On lit dans votre biographie que vous avez dirigé votre premier chœur à … 16 ans
Je chantais à l’époque dans une chorale paroissiale. J’étais flutiste et je connaissais bien le solfège. J’étais de fait le plus musicien de la bande et quand notre chef est parti, je l’ai remplacé. Je n’ai pas vraiment réalisé, je suis tombé dans la marmite comme Obélix dans la potion magique. Mais je ne pensais pas vraiment en faire mon métier.
Pouvez-vous nous parler de ce parcours atypique ?
Après mon bac, j’ai fait une école de commerce, et je me suis retrouvé dans différents postes à l’étranger en Allemagne, à Prague… Partout où je m’installais, je créais un chœur ou j’en reprenais un. J’ai travaillé dans le monde de l’entreprise jusqu’à 33 ans jusqu’au jour où je me suis dit : «ce n’est pas possible, ma vraie passion, c’est le chant choral ». En un week-end, j’ai démissionné et changé de vie.

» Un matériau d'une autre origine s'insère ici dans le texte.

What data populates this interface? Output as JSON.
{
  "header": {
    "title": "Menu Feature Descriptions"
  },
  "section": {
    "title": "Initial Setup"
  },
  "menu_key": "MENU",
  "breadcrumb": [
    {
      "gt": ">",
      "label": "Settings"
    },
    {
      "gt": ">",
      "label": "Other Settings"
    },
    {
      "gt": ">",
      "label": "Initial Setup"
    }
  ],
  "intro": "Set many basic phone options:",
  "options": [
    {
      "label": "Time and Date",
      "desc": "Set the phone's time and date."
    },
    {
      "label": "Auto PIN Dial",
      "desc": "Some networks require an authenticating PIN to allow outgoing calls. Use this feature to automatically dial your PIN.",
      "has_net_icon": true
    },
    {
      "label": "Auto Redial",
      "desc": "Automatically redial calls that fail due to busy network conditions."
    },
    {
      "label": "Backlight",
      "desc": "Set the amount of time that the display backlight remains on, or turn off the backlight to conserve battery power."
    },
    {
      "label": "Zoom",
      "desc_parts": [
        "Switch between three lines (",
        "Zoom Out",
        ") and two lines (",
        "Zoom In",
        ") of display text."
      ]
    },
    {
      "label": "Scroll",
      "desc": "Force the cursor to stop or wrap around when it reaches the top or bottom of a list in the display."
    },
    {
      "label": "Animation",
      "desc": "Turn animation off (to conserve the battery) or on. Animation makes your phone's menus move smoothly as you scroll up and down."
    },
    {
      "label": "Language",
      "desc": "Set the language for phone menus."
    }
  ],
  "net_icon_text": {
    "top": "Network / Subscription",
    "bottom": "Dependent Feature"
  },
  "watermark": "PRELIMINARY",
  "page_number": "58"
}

J’avais pourtant un poste assez haut placé de Directeur du business et du développement pour toute l’Europe, Pendant 5 ou 6 mois j’ai travaillé tout seul puis j’ai passé les concours de plusieurs conservatoires et j’ai été reçu. J’en ai choisi deux, celui de Paris et de Boulogne. Je voulais rattraper le temps perdu en menant de front deux enseignements.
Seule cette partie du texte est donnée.